Graca Machel, the wife of Nelson Mandela, has seen plenty of war at first hand in her own country of Mozambique. In a report for Unicef she wrote: “Wars have always victimised children and other non-combatants, but modern wars are exploiting, maiming and killing children more callously than ever.” Modern wars are fought with guns.
It is estimated that there are 638m small arms in the world. That’s about one for every 10 people. In much of Africa you can get one for a bag of maize. In Afghanistan an AK-47 will cost you $10. Or you can spend a bit more and buy an automatic from a man in a pub in Birmingham or Manchester or London.
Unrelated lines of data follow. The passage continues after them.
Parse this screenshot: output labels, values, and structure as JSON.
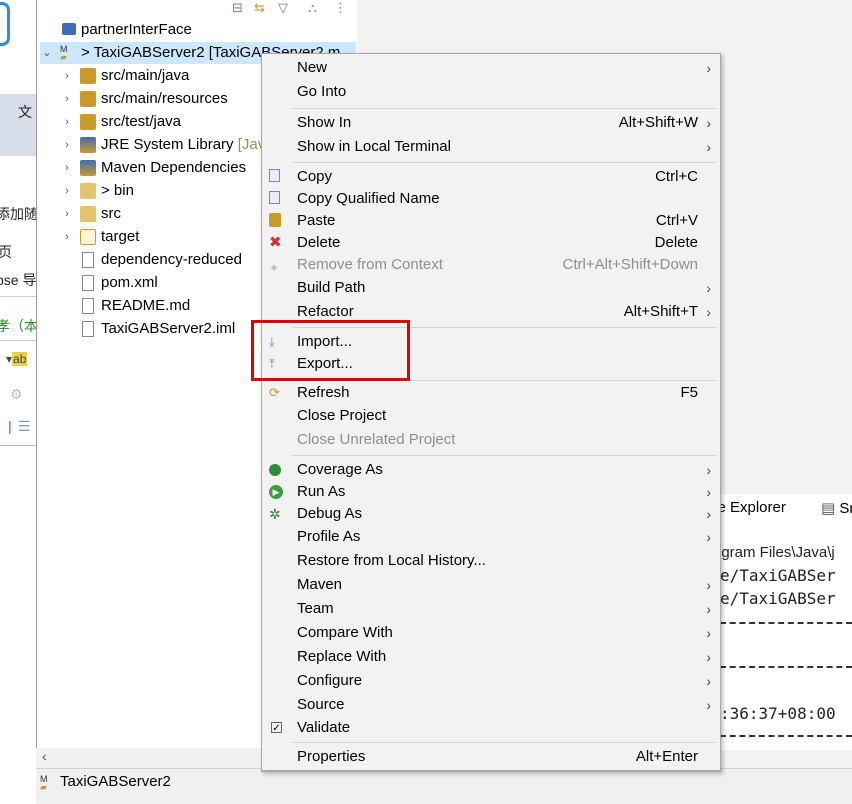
{
  "left_strip": {
    "tab_char": "文",
    "text1": "添加随",
    "text2": "页",
    "text3": "pse 导",
    "text4": "孝（本"
  },
  "explorer": {
    "items": [
      {
        "label": "partnerInterFace",
        "suffix": ""
      },
      {
        "label": "> TaxiGABServer2 [TaxiGABServer2 m",
        "suffix": ""
      },
      {
        "label": "src/main/java",
        "suffix": ""
      },
      {
        "label": "src/main/resources",
        "suffix": ""
      },
      {
        "label": "src/test/java",
        "suffix": ""
      },
      {
        "label": "JRE System Library ",
        "suffix": "[Jav"
      },
      {
        "label": "Maven Dependencies",
        "suffix": ""
      },
      {
        "label": "> bin",
        "suffix": ""
      },
      {
        "label": "src",
        "suffix": ""
      },
      {
        "label": "target",
        "suffix": ""
      },
      {
        "label": "dependency-reduced",
        "suffix": ""
      },
      {
        "label": "pom.xml",
        "suffix": ""
      },
      {
        "label": "README.md",
        "suffix": ""
      },
      {
        "label": "TaxiGABServer2.iml",
        "suffix": ""
      }
    ]
  },
  "right_pane": {
    "tab1": "rce Explorer",
    "tab2": "Sn",
    "console": {
      "line1": "rogram Files\\Java\\j",
      "line2": "e/TaxiGABSer",
      "line3": "e/TaxiGABSer",
      "line4": ":36:37+08:00"
    }
  },
  "status": {
    "label": "TaxiGABServer2"
  },
  "menu": {
    "new": "New",
    "go_into": "Go Into",
    "show_in": "Show In",
    "show_in_sc": "Alt+Shift+W",
    "show_local_terminal": "Show in Local Terminal",
    "copy": "Copy",
    "copy_sc": "Ctrl+C",
    "copy_qualified": "Copy Qualified Name",
    "paste": "Paste",
    "paste_sc": "Ctrl+V",
    "delete": "Delete",
    "delete_sc": "Delete",
    "remove_context": "Remove from Context",
    "remove_context_sc": "Ctrl+Alt+Shift+Down",
    "build_path": "Build Path",
    "refactor": "Refactor",
    "refactor_sc": "Alt+Shift+T",
    "import": "Import...",
    "export": "Export...",
    "refresh": "Refresh",
    "refresh_sc": "F5",
    "close_project": "Close Project",
    "close_unrelated": "Close Unrelated Project",
    "coverage_as": "Coverage As",
    "run_as": "Run As",
    "debug_as": "Debug As",
    "profile_as": "Profile As",
    "restore_history": "Restore from Local History...",
    "maven": "Maven",
    "team": "Team",
    "compare_with": "Compare With",
    "replace_with": "Replace With",
    "configure": "Configure",
    "source": "Source",
    "validate": "Validate",
    "properties": "Properties",
    "properties_sc": "Alt+Enter"
  },
  "colors": {
    "highlight": "#e50000",
    "selection": "#cce8ff"
  }
}
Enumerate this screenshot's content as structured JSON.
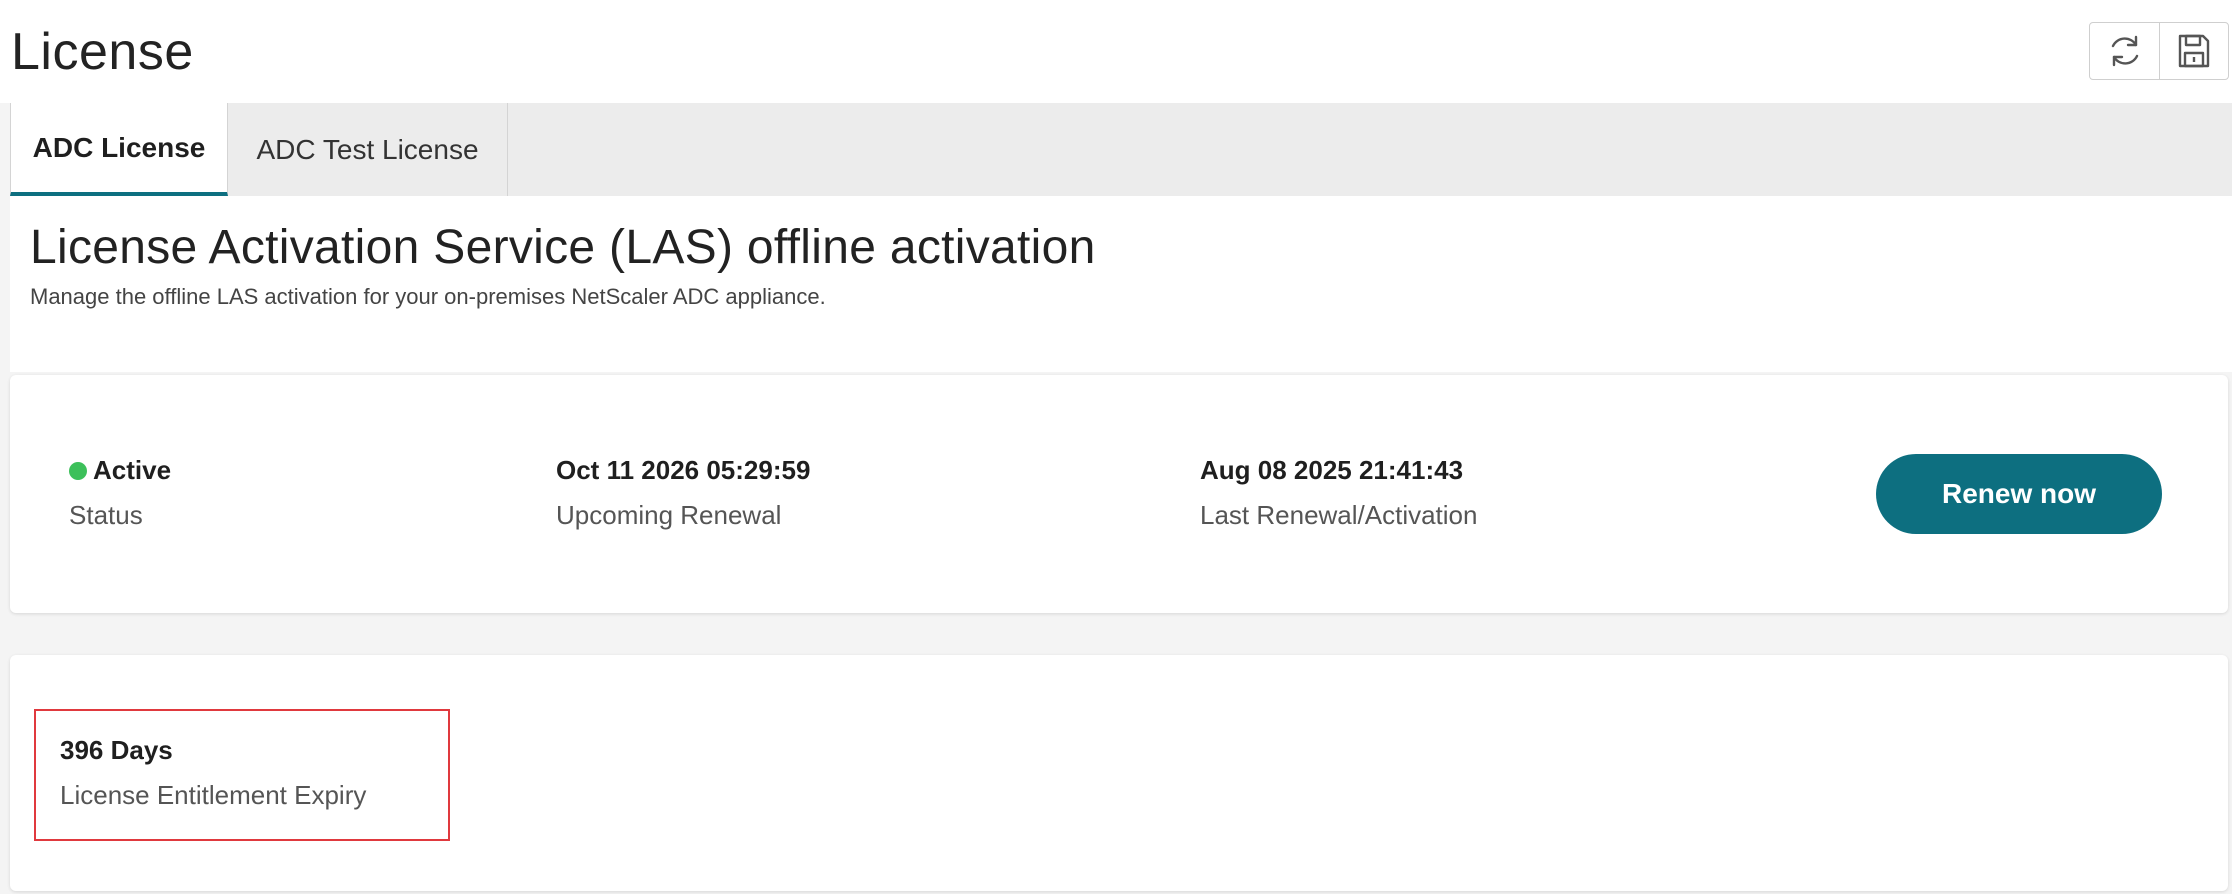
{
  "page": {
    "title": "License"
  },
  "toolbar": {
    "refresh_icon": "refresh-icon",
    "save_icon": "save-icon"
  },
  "tabs": [
    {
      "label": "ADC License",
      "active": true
    },
    {
      "label": "ADC Test License",
      "active": false
    }
  ],
  "section": {
    "title": "License Activation Service (LAS) offline activation",
    "subtitle": "Manage the offline LAS activation for your on-premises NetScaler ADC appliance."
  },
  "status_card": {
    "status": {
      "value": "Active",
      "label": "Status",
      "dot_color": "#3cc05a"
    },
    "upcoming_renewal": {
      "value": "Oct 11 2026 05:29:59",
      "label": "Upcoming Renewal"
    },
    "last_renewal": {
      "value": "Aug 08 2025 21:41:43",
      "label": "Last Renewal/Activation"
    },
    "renew_button": "Renew now"
  },
  "expiry_card": {
    "value": "396 Days",
    "label": "License Entitlement Expiry",
    "highlight_color": "#e0393e"
  },
  "colors": {
    "accent": "#0d6f80",
    "status_active": "#3cc05a"
  }
}
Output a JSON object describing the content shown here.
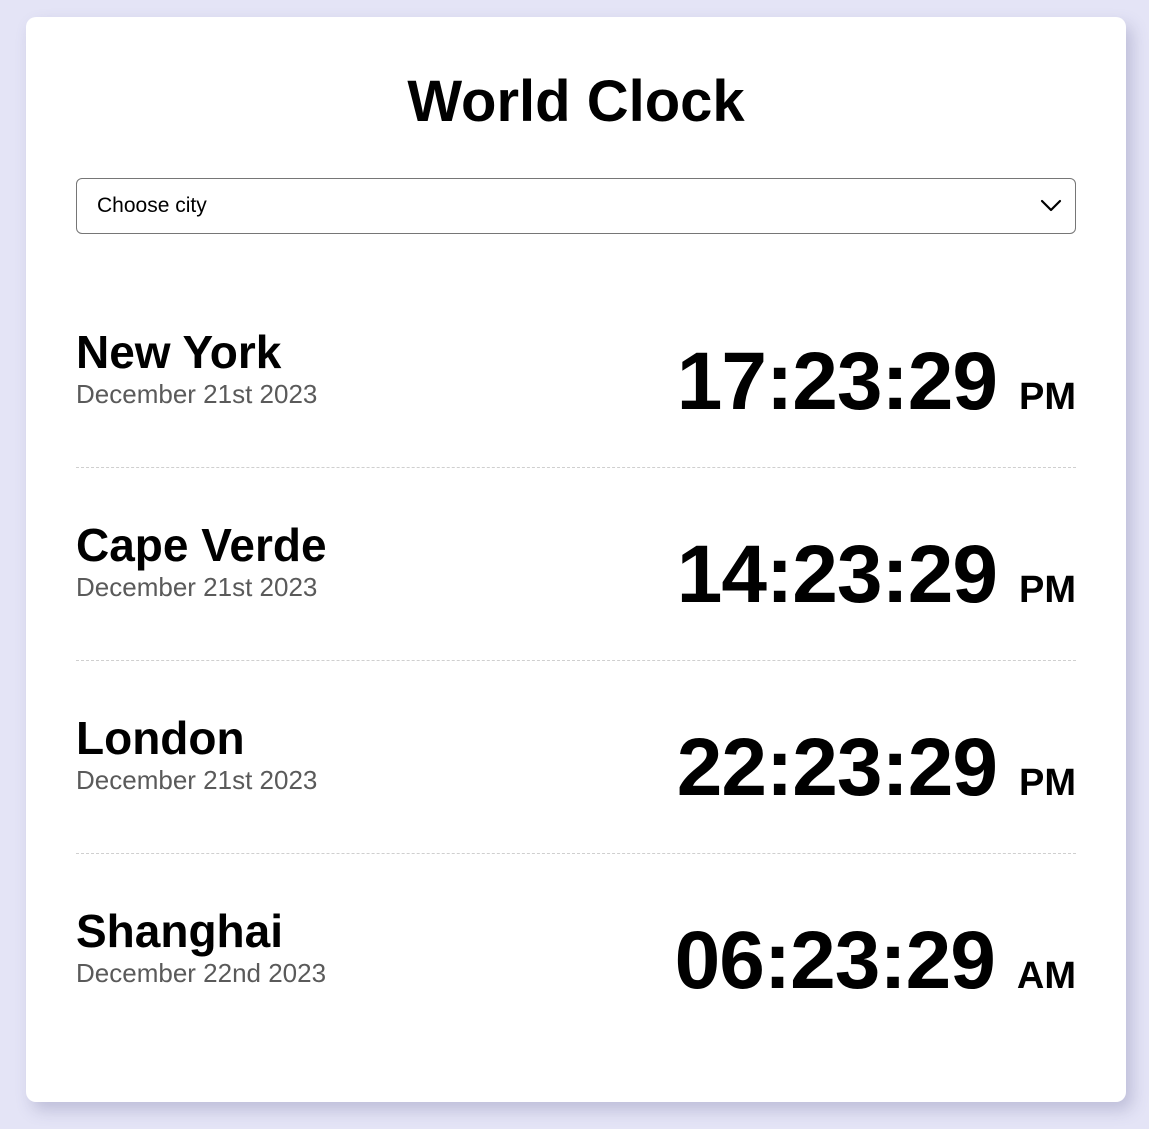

It is our business because it is we who produce them and trade in them. The vast majority of small arms in the world come from Europe, the old Soviet countries and North America. The richest countries in the world export them to the poorest. The global trade is worth $4 billion. But that is only the legal trade. In theory there are “end user” certificates which control the trade in weapons. They might work reasonably effectively if you want to buy a tank or a long-range missile. But small arms are traded as freely as Coca-Cola. If a British businessman is breaking the law in this country by dealing in small arms, he hops on a plane to France or Germany with his mobile phone and sets up shop there. Nobody knows. Nobody seems to care.
The United Nations acknowledges the “humanitarian dimensions” involved in this trade. The official UN position is that it wants to control the proliferation of small arms. The slight problem is that there are five permanent members of the security council and every one of them is a major supplier.
Southall and his colleagues are campaigning for changes. They want legal arms trading and its regulation to become the responsibility of a newly configured UN, less dependent on the rich arms- exporting countries. The new UN would enforce ethical criteria on the trade. The illegal market would be policed by a new international police force. Illegal arms traders could be charged with crimes against humanity. To all this there is only one realistic response: fat chance.
It is not going to happen. Power is not surrendered. The current UN is an uneasy compromise between the wish of everyone to try to construct some sort of international order and the determination of those with the greatest power to lose none of it. Try to take power away from the powerful and they will simply walk away, just as the United States walked away from the League of Nations which its own president had had the imagination to propose.
This is how it is for idealistic dreamers. They quickly hit the buffers of the way the world really operates. It brings us back to Rumsfeld and to what is possible in a single career. It brings us back to the Scott report and the way politicians in opposition deal with the realities when they find themselves in power. Moral outrage seldom survives hard politics.
So Southall and his well-meaning doctors will achieve nothing and we would be better off if they concentrated all their efforts on curing the sick children in their surgeries and hospital wards? Well, maybe, but I’m not so sure. Practical outcomes should not be the only measure of the value of moral outrage. It is always right to make a fuss about the suffering of the world’s most vulnerable people and the hypocrisy of the world’s most powerful. And somebody may be listening.